Tenants of the new Bud Clark Commons are being given rent-free apartments in the new LEED-certified building for as long as they abide by the building’s rules. Some say that means most tenants will stay for life.
But Rachael Duke, who will be in charge of housing operations for the project, predicts there will be a higher rate of tenant turnover than many might expect. Duke and others say they have observed a phenomenon that takes place with some longtime homeless people who are placed into apartments: They die.
Most of the tenants at the commons suffer from chronic diseases such as hepatitis C and cirrhosis, so it’s natural that some will be close to death and might expire within a few months of moving into the apartments. But the phenomenon Duke describes is something different. She says it is as if some of the chronically homeless, who battled to stay alive on the street, let down their physical and mental guard once comfortable in their apartments and succumb to their diseases.
A number of local physicians consulted by the Tribune say they don’t know of any medical study substantiating what Duke and other housing officials say they have observed. But John Song, an internist and associate professor at the Center for Bioethics at the University of Minnesota who has studied end-of-life issues with the homeless, says what Duke is describing might be real.

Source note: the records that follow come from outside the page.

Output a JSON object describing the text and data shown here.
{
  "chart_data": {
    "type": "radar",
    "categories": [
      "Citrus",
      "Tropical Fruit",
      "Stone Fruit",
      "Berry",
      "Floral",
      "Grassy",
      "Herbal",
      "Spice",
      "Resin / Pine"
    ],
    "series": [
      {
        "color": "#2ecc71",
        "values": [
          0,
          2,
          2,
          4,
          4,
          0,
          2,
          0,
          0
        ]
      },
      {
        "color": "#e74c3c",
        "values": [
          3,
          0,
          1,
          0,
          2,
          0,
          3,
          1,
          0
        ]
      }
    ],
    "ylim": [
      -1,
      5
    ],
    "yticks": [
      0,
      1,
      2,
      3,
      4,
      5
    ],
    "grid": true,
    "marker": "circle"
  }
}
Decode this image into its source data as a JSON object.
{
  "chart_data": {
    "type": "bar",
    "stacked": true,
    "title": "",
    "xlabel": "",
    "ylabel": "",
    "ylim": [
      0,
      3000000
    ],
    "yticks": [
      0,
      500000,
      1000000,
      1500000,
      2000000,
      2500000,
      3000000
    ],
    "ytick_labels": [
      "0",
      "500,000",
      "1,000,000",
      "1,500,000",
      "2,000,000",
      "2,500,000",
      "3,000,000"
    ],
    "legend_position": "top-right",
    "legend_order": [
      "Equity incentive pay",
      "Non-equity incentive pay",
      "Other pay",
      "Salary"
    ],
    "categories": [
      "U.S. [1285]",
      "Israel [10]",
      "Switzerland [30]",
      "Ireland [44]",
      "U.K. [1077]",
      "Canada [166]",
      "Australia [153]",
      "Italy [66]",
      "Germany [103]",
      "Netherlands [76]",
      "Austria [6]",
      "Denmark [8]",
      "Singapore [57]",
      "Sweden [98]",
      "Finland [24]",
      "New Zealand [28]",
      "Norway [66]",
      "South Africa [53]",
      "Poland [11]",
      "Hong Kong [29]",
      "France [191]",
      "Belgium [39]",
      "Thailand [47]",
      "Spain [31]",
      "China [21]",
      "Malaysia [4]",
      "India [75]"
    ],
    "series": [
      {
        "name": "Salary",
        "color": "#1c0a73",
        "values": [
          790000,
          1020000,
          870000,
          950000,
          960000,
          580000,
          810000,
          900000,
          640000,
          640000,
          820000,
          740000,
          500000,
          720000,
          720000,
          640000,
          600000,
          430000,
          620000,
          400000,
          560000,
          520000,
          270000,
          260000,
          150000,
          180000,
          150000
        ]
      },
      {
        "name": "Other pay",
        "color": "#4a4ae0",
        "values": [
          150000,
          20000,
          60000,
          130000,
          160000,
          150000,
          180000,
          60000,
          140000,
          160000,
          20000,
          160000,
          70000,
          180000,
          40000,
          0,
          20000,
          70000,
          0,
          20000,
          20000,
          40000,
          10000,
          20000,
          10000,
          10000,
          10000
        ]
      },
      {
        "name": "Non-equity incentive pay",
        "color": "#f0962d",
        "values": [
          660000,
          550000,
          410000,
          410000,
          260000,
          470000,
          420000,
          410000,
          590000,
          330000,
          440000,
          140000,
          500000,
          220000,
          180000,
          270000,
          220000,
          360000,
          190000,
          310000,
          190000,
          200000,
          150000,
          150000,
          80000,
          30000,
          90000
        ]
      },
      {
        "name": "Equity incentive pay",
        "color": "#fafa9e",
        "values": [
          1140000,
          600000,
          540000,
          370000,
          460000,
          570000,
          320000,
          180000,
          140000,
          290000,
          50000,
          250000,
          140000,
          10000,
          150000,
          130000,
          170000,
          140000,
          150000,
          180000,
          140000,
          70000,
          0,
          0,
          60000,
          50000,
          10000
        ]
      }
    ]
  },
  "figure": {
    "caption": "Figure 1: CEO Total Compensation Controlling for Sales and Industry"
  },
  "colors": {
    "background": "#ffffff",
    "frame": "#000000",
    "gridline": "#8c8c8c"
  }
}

Occasionally, he says, too much medical care too soon can have a negative effect.
For example, Song says, some AIDS patients who have not been taking their medications regularly develop suppressed immune systems that can’t handle the regular dosage of medications once they begin adhering to a doctor’s orders. They develop Immune Reconstitution Syndrome, in which their immune systems come back so strongly they begin attacking healthy tissue.
Homeless people with end-stage liver or kidney disease also can have escalating problems once they begin eating regular meals with richer foods such as red meat. They find they can’t digest properly and their kidneys and livers are unable to rid their bodies of toxins.
“I don’t think it’s a stretch to say probably the people they are observing, all of a sudden they’re getting fully nourished and all the care they need, and that might actually be deleterious to their health if it happens too quickly,” Song says.